Physical Examination
Patients with vWD commonly have negative physical examination findings however the findings may include ecchymoses, hematomas with varying sizes and location and evidence of current or recent mucosal bleeding.
Laboratory Findings
The diagnosis of von Willebrand’s disease (VWD) begins with a relevant personal or family history of mucocutaneous bleeding. When VWD is suspected, several levels of testing are needed in order to make diagnosis. Initail tests involve measurement of VWF antigen (VWF:Ag) level, Factor VIII activity (FVIII:C) and VWF–ristocetin cofactor activity [VWF:RCo]. When the results of all first-level tests are normal, VWD is ruled out; because of biologic variability, however, the tests should be repeated if values are at the low end of the normal range or if VWD is strongly suspected.
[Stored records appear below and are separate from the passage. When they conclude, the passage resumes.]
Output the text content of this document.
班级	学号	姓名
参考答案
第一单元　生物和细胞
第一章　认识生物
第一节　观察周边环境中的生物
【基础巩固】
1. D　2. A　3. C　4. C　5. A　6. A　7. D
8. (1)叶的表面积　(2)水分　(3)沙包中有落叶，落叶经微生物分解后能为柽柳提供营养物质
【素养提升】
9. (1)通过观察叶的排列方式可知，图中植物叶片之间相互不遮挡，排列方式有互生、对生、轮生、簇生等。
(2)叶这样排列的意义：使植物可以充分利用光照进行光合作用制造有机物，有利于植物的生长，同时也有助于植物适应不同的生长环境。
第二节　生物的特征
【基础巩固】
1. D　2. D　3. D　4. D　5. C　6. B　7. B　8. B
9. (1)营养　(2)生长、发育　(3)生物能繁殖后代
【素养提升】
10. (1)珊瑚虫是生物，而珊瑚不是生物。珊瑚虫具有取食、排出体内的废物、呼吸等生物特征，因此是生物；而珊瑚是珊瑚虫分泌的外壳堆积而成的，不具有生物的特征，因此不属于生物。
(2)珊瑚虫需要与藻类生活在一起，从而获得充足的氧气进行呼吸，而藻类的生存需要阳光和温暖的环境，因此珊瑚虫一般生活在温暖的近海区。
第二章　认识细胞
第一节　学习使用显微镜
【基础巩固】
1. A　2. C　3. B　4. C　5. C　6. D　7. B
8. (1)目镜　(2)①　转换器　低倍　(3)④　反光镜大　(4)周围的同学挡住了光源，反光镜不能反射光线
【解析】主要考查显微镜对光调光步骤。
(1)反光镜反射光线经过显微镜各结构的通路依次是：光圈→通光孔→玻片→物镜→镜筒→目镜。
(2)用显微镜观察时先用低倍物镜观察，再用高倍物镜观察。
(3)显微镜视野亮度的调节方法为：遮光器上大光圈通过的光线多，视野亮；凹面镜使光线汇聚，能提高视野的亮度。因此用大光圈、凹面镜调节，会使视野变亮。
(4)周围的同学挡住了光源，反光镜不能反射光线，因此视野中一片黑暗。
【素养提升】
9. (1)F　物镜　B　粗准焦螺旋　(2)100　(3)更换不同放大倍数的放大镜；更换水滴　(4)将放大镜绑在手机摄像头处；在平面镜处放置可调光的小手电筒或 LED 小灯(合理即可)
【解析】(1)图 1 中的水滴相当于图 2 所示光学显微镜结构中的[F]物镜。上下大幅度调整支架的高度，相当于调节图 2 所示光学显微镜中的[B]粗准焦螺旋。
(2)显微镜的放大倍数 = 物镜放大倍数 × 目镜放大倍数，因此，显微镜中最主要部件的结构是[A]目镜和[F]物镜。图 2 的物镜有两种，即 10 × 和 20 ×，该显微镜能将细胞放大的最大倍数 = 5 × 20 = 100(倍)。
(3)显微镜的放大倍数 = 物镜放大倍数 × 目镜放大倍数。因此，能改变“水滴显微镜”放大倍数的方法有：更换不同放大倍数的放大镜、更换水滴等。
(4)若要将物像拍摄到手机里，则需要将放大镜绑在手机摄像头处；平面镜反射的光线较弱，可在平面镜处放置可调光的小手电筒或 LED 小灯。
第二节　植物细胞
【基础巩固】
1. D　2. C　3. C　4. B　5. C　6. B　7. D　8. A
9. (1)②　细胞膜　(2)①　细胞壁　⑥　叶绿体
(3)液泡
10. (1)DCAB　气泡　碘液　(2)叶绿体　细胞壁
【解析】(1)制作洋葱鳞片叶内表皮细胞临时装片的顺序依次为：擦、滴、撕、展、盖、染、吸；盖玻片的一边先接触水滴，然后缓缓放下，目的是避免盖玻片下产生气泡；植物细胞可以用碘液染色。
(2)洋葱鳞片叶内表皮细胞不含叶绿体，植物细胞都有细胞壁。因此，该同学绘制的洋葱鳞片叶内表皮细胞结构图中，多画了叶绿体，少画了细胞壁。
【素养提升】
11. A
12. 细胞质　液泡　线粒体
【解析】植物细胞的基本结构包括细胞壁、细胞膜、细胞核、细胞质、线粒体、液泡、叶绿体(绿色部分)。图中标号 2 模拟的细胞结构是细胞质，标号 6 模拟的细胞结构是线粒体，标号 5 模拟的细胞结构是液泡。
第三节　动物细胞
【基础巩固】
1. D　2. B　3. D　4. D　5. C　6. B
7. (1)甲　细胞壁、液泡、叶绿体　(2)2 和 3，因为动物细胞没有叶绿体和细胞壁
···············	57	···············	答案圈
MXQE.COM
Persons with a bleeding tendency who have VWF levels between 30 and 50 IU per deciliter are classified as having “low VWF” or “possible type 1 disease” but are not classified as having definitive VWD. When von Willebrand factor antigen is undetectable (or the level is <5 IU per deciliter, according to the latest disease classification), type 3 von Willebrand’s disease is diagnosed. If these first-level tests reveal definitive abnormalities, a diagnosis of VWD can be made; if the results are not conclusive, second-level tests are required. Second level testing involves repeating the initial tests and then measurement of VWF multimer distribution using gel electrophoresis and ristocetin-induced platelet aggregation (RIPA). Other tests performed in any patient with bleeding problems include: complete blood count (especially platelet counts), APTT (activated partial thromboplastin time), prothrombin time, thrombin time, fibrinogen level, testing for factor IX if hemophilia B is suspected and other coagulation factor assays may be performed depending on the results of a coagulation screen. Patients with Von Willebrand disease will typically display a normal prothrombin time and a variable prolongation of partial thromboplastin time.
Imaging Findings
There are no imaging findings associated with Von Willebrand disease.
Other Diagnostic Studies
There are no other diagnostic findings associated with Von Willebrand disease.
Treatment
Medical Therapy
The mainstay of management of VWD is medical therapy. Medical therapy of von Willebrand's disease ( vWD) involves normalizing the von Willebrand factor and factor VIIIlevels. Endogenous factor levels can be increased by the use of desmopressin or by infusing exogenous coagulation factors example high-purity or low-purity von Willebrand factor concentrate. Medical therapy depends on the type of von Willebrand's disease. Desmopressin is used for type 1 and 2 von Willebrand's disease. von Willebrand factor-factor VIII or von Willebrand factor concentrate is used in some of type 2 von Willebrand's disease and all of type 3 von Willebrand's disease. Alternate or additional therapy involves the use of tranexamic acid or aminocaproic acid.
Prevention
There are no known preventive measures for von Willebrand disease. In families with type 3 disease, genetic analysis may be useful for counseling.